The recruitment of these bright young professors dramatically enhanced the curriculum. As noted in the book: “Mutual benefit linked recruiting to the staffing of humanities courses. Drawing on his experience as a current teacher in the course, Butterfield could probe each candidate’s level of interest in and suitability for colleagueship in the enterprise. He could also gain a sense of the candidate’s more general inclination to venture beyond disciplinary boundaries in search of additional cultural breadth. Use of this line of inquiry as a filter, in turn, enabled interdisciplinary programs to obtain sufficient staffing. A student might find his humanities instructor to be the geneticist Ernst Caspari, the anthropologist David McAllester, or the composer Richard Winslow.”
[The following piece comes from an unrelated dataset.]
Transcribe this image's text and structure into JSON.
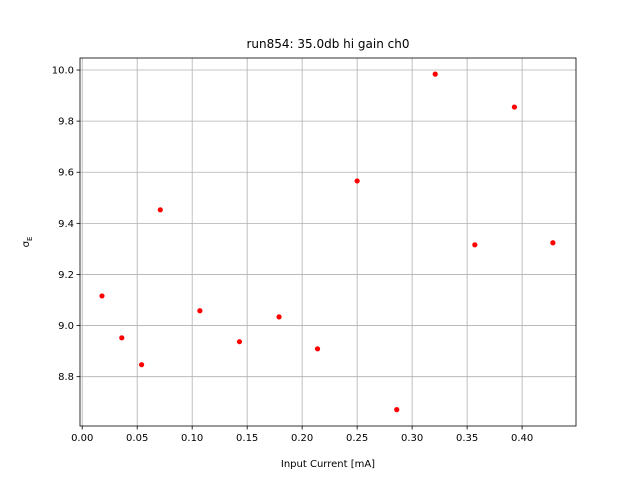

JS: What most surprised you as you researched the book? Did you discover significant events, programs, or people that had been lost in the dust of the past?

DP: Surprises are a historian’s reward for due diligence. Tracing the role of Stuart Hedden in creating Wesleyan’s financial prosperity brought delicious “finds.” Baby boomer nickels plus his leadership of the trustee finance committee yielded a gain of about $150 million in assets. In today’s dollars, that would be about a billion bucks. Earlier surprises for Wesleyan were also uncovered. In the depths of the Great Depression, for example, a totally unanticipated bequest from outside the Wesleyan family boosted the endowment by more than 50 percent and staved off imminent pay cuts for the faculty. Building an ever-stronger institution requires large portions of pluck. But luck also plays an important role. Wesleyan reaped significant benefits from the totally unanticipated occurrence of such remotely connected events.